Mais um filme sobre "cura". Um casal que se cura e a cura vem do encontro inesperado. Não vou comentar muito para não estragar a surpresa do enredo, mas esse diálogo é um dos mais belos que já ouvi:

"-Hanna, come with me.
- I don't think it'll be possible because... I think that if we go away to some place together, I'm afraid that one day...maybe not today, may be not tomorrow either, but one day suddenly... I may begin to cry so very much that nothing or nobody can stop me and the tears will fill the room, and I won't be able to breathe and I will pull you down with me and we both will drown.
-I'll learn how to swim Hanna. I swear I'll learn how to swim."

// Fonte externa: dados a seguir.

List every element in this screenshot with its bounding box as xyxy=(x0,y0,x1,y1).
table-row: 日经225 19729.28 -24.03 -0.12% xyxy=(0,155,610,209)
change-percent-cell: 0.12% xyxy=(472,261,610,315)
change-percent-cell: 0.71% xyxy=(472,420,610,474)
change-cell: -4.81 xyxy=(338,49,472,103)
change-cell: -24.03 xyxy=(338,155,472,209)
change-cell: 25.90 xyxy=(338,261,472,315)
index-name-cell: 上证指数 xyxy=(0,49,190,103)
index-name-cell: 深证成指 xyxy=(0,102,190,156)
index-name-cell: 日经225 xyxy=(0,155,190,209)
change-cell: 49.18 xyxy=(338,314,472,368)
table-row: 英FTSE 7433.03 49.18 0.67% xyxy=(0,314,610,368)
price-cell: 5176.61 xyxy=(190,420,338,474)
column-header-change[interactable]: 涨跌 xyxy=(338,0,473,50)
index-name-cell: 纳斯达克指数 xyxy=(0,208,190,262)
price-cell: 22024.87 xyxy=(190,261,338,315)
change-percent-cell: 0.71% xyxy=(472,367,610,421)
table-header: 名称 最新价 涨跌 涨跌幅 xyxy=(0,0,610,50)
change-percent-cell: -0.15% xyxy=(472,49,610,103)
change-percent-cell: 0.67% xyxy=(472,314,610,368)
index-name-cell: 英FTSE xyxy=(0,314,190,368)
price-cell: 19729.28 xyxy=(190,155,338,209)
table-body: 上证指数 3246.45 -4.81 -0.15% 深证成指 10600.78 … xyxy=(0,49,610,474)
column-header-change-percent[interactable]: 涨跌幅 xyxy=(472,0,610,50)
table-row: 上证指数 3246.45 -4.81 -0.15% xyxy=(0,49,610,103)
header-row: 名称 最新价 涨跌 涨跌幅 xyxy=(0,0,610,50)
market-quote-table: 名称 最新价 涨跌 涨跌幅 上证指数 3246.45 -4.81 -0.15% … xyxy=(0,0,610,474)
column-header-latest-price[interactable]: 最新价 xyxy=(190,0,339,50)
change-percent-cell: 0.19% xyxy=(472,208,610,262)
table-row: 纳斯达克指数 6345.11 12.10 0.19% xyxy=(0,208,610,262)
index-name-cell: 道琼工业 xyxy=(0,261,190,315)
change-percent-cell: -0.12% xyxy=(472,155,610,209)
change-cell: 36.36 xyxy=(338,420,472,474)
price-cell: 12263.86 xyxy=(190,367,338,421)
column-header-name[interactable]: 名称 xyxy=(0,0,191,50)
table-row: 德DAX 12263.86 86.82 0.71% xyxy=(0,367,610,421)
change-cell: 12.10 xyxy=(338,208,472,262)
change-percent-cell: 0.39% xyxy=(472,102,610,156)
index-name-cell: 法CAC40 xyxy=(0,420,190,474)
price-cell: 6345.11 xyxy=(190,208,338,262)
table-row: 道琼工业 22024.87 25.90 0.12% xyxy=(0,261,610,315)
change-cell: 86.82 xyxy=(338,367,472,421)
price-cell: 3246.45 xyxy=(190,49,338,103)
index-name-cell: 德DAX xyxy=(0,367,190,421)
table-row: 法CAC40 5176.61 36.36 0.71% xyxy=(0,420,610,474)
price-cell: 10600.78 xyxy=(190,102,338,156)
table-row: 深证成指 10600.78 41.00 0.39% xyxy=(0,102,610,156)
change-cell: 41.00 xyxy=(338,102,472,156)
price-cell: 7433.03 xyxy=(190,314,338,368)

Por um instante muito rápido, lembrei dos momentos mais interessantes que passei na companhia de alguns homens. Com certeza foram aqueles em que pude ver suas fragilidades, admirar sua força e em raras vezes presenciar a beleza de suas lágrimas.
Aquele que se defendia por ter sido traído, e tudo que procurava com as drogas e o isolamento era a chance de se abrir e voltar a ser menino.
Um me contou toda sua vida, suas "rotas de colisão", seus desejos para o futuro, suas fotos de infância.
Outro me disse sobre seu medo de ficar só, seus "traumas" eram nítidos, tentativa vã, escondê-los...
Este me contou sobre sua infância míope, sobre viver isolado num mundo em que interagia apenas por duas grandes e grossas lentes de vidro. Pena não ter chegado a conhecer seus óculos, infelizmente suas lentes foram o único filtro pelo qual ele me via...

Eu, "just a fucked (and lucky) girl trying to find my peace of mind". Eu, apenas uma garota em busca da cura. Cura de toda a culpa que ainda sinto por ter acreditado que alguns erros nunca serão perdoados.
Erros são perdoados, erros são corrigidos. Eles são lavados com lágrimas e compartilhados com todos "que aprenderem a nadar".
E eu espero, todo dia, uma grande oportunidade de fazê-lo.


Um 2008 de cura e (re)nascimento a cada um de nós.

Dedicado a todos os homens que me deram o privilégio de compartilhar sua abertura.